Dear Nasty Virus,
You think you're funny settling in my chest and nasal cavity as if there weren't things taking up residence there. Like my lungs. And the snot and boogers that were there already. They told me to tell you something: GET OUT. WE WERE HERE FIRST. I even let my body
cackle laugh when the doctor told me last Wednesday that you could probably stick around for up to nine days.
NINE DAYS? Oh, no. We don't have time for that shit. We have Christmas cookies to make. We have Christmas cookies to eat. We have Santa to play and mojitos to make and lots of new kinds of coffee to try. Nine days? Nah, that ain't gonna work for me.
But you didn't listen, did you? You smugly gave your non-commital reply and there was a smirk lingering in the air around me. I have a mind to knock your block off, you fucking contagion.

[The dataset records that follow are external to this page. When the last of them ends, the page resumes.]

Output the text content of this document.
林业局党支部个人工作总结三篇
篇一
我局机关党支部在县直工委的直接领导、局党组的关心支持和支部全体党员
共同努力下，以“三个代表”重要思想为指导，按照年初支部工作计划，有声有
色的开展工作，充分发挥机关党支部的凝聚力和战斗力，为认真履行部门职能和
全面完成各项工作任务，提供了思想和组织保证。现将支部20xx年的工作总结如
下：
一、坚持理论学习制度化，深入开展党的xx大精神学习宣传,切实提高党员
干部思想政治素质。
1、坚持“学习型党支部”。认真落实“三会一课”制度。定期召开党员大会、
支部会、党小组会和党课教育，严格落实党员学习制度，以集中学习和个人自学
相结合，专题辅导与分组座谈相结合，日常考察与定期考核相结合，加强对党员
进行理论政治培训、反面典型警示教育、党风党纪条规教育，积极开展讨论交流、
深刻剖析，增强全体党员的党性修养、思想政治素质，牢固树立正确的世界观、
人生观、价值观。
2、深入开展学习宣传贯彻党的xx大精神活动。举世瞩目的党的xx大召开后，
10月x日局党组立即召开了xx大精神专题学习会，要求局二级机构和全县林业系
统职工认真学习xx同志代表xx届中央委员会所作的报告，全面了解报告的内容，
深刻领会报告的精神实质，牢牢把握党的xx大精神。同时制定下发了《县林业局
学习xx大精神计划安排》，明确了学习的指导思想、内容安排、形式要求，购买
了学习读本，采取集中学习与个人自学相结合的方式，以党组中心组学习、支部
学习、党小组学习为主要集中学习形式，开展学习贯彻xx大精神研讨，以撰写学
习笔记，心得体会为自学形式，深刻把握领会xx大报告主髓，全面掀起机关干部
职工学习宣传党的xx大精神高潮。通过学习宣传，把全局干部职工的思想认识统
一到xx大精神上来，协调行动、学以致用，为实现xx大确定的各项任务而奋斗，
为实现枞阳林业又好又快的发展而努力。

Did you have to be the kind of virus that increased, instead of suppressed, my appetite? Did you? Was it necessary to make me voraciously hungry and scarf as much cheese as was made in the entire state of Wisconsin during the month of December? Because I don't find that one bit humorous.
Let me tell you what would be really funny: if you coupled the current maladies you've concocted with some lay-her-out-flat cramps. THAT? would be hilarious. Oh, yeah. I'm talking guffaw-worthy. Hopefully, those guffaws would allow me to rapidly and continuously quiver to and fro so that a coughing fit would ensue enabling me to bring up some of this yummy phlegm. Oooohhhhh, pretty.
So here's what I'm proposing: you get out of my body and let me get back to a normal life that does NOT include showering with Very Festive Pomegranate Body Splash instead of actually getting into the bathtub (with the normal things like water and other substances made from compounds of natural oils and fats with sodium hydroxide) and I won't call you a "bitchy infective agent" anymore.